Incivility is like injustice in Amartya Sen’s account: it is easier to identify clear cases of injustice than to say what justice consists in, and likewise it is easier to identify conduct as uncivil, that is, as an instance of incivility, than to say what civility actually is. Moreover, just as Sen maintained that “we can have a strong sense of injustice on many different grounds, and yet not agree on one particular ground as being the dominant reason for the diagnosis of injustice,” so equally we can identify incivility (in the words of one law review article) as “hostility, combativeness, rude behavior, insults, threats, or demeaning conduct or words,” without being able to say which of these – the rudeness, the hostility, the insults – is key to the diagnosis.
Maybe that doesn’t matter much for the codes that many jurisdictions and bar associations are having to set up to combat incivility among American attorneys. There seems no reason why such codes can’t just consist of a list of prohibitions, such as:
Never, without good cause, attribute to other counsel bad motives or improprieties.... Never engage in conduct that brings disorder or disruption to the courtroom.

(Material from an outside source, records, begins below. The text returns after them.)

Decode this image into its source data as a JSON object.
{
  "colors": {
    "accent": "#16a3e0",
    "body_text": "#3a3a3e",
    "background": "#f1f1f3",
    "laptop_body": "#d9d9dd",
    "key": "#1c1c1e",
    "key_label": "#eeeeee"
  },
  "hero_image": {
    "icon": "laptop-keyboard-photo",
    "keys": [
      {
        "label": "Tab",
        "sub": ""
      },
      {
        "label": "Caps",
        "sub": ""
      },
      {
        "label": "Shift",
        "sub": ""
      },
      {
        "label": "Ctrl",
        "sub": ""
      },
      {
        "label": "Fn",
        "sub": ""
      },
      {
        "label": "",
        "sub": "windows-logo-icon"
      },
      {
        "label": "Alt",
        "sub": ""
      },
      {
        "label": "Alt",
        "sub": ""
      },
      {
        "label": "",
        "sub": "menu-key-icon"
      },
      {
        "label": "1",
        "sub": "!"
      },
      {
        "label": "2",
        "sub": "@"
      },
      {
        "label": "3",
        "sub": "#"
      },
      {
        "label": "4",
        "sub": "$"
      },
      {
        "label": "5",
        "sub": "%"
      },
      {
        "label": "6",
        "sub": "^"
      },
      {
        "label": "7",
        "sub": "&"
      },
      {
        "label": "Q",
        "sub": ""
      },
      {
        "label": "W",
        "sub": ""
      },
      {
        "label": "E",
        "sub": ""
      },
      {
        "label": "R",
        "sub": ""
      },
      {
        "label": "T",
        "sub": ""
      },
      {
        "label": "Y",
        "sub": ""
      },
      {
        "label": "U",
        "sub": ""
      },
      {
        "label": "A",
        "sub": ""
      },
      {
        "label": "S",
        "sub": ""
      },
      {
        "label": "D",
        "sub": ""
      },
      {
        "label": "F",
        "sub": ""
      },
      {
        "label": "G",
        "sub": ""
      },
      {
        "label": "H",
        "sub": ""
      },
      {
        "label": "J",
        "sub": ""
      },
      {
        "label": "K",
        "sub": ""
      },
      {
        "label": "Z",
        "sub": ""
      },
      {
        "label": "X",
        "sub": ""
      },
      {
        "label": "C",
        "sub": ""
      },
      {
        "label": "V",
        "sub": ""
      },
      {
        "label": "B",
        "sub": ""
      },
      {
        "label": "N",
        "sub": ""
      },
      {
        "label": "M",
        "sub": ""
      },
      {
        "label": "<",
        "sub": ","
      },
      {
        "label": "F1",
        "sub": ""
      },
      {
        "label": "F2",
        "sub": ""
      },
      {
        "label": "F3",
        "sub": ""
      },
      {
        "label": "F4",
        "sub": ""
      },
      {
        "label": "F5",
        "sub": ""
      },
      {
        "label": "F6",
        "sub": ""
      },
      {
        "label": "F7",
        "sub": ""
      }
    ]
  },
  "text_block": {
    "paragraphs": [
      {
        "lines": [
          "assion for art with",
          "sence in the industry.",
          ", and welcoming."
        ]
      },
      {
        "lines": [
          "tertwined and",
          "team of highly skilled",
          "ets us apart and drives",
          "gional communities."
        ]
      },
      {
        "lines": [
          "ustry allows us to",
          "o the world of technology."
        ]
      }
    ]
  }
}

Or, if they want to forsake the via negativa, they can add affirmative admonitions, such as “always uphold the dignity of the court” and “be punctual and prepared for all court appearances,” without having to prioritize the items on the list or privilege any one element as the essence of civility. And there may be philosophical reasons behind this approach. Both civility and its opposite may be family resemblance terms, which cannot be defined in terms of necessary and sufficient conditions. Some scholars have suggested that we can’t say much more about incivility than (like Justice Potter Stewart on “hard-core pornography”) we know it when we see it, though they reassure us that “there is sufficient consensus on the meaning of political incivility ... that promoting political-civility norms is reasonable and practical.”